Rio Tinto is looking at new ways to deal with its huge debt burden, the mining group said on Thursday in response to reports its planned $19.5 billion stake sale to China's Chinalco has collapsed.

Rio did not mention state-owned metals firm Chinalco in a brief statement that followed heated speculation over a deal that been criticized by shareholders and would be the biggest overseas investment by a Chinese company.

Rio Tinto is pursuing a range of options, some of which are at an advanced stage, for maximizing shareholder value and improving the group's capital structure, it said.

Spokesman Nick Cobban declined to give any further details.

The Financial Times said Chinalco was due to walk away from the deal because it could not reach agreement over revisions to one element of the deal, a $7.2 billion convertible bond issue.

The FT report, quoting people familiar with the situation, said Rio was now looking at alternatives including a $12 billion rights issue and creating a joint venture with rival BHP Billiton .

Other reports said a rights issue may be worth $15 billion.

Our initial views are that a $10-$12 billion rights is now imminent and that a BHPB bid in the near term very unlikely, said analyst Michael Rawlinson at Liberum Capital in London.

Talk of a rights issue, potentially at a deep discount, hit Rio shares in London, which slid as much as 10 percent.

The shares, which have soared 80 percent this year, were 8.9 percent weaker at 2,653 pence at 1410 GMT, underperforming a 5.4 percent fall in the UK mining index <.FTNMX1770>.

SHAREHOLDER OPPOSITION

Under the deal agreed in February, Chinalco would pay $12.3 billion for stakes in debt-saddled Rio's key iron ore, copper and aluminum assets and $7.2 billion for convertible notes that would double its equity stake in Rio to 18 percent.

Rio originally lined up the deal to help pay off half its $38 billion in debt and had hoped to complete the deal by early in the third quarter.

The deal ran into opposition from Rio shareholders, who complained it favors Chinalco over other shareholders, and from some who are worried that China, Rio's biggest customer, will gain influence over pricing of key commodities like iron ore.

The company has said it is listening to shareholders' concerns and new Chairman Jan du Plessis has recently completed a round of meetings with shareholders.
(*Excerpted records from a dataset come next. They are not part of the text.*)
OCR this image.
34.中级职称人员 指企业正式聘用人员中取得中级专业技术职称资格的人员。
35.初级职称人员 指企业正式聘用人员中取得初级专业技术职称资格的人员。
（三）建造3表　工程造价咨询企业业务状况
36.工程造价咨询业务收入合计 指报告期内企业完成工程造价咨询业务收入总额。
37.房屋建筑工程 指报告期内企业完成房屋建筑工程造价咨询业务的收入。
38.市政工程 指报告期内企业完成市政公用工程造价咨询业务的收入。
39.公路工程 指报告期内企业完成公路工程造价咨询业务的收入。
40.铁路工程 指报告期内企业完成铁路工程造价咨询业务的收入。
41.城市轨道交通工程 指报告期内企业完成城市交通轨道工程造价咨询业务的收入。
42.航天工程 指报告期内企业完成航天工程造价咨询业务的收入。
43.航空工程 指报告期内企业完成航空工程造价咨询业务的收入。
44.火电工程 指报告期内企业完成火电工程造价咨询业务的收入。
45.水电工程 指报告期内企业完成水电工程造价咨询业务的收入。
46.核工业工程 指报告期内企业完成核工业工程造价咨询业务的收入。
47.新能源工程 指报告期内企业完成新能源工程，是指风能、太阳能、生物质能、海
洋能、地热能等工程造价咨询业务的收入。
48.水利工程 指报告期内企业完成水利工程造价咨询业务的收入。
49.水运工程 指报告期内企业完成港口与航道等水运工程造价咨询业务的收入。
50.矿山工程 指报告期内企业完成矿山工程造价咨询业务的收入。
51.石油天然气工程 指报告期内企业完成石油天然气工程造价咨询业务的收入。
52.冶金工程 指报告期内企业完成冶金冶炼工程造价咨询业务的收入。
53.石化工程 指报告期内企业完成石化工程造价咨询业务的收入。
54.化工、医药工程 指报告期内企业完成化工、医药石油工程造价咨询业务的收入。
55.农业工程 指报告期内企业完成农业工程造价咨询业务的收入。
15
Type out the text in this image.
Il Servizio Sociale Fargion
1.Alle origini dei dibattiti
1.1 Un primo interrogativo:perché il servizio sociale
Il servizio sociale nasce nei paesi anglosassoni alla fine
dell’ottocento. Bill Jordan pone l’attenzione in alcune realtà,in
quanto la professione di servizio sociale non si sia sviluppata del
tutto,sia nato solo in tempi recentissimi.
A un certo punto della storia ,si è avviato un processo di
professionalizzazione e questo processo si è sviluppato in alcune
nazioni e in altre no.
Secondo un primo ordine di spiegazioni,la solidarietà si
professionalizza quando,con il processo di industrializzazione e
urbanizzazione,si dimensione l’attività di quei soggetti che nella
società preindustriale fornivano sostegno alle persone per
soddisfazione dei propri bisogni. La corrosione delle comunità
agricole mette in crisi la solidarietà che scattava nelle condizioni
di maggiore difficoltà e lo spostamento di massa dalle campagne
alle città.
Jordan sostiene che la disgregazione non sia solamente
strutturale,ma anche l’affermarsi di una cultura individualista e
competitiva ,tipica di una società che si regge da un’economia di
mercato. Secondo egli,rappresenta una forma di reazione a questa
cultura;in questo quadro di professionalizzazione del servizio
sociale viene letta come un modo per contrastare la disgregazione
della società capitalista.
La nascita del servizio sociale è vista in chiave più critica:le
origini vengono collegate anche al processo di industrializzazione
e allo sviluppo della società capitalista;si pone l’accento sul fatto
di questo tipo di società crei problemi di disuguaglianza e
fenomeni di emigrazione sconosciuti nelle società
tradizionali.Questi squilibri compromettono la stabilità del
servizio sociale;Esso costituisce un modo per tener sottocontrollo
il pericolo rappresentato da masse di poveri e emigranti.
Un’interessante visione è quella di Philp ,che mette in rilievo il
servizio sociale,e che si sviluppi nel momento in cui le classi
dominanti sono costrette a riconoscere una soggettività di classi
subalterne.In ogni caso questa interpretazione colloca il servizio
Two sources close to the deal told Reuters earlier on Thursday that Chinalco had been planning to revise the deal before a June 14 deadline to avoid further delays in Australian government approval.

I think they'll (Chinalco) come out and make an announcement before the deadline, an investment banker with direct knowledge of the deal told Reuters.

Australia's Foreign Investment Review Board (FIRB) was due to give its recommendation on the deal to Treasurer Wayne Swan by June 14. Swan has the final say on whether it will go ahead.

The sources did not want to be identified due to the sensitive nature of the negotiations.

The FT said the deal breaker was changing terms of $7.2 billion in convertible bonds, in which Chinalco would have paid high premiums based on share prices in February.

The strong rebound in Rio shares have reduced those premiums and a recovery in financial markets has opened up other options such as a rights issue.

We are very surprised that the Chinese appear to have chosen to walk on something as trivial as the terms on the CB... the least important part of the deal, said Rawlinson.

People familiar with the deal have previously told Reuters that Chinalco may have been willing to drop a proposed 15 percent stake in Rio's Hamersley iron ore assets from the deal to get over Canberra's worry about a Chinese state-owned entity owning a strategic asset.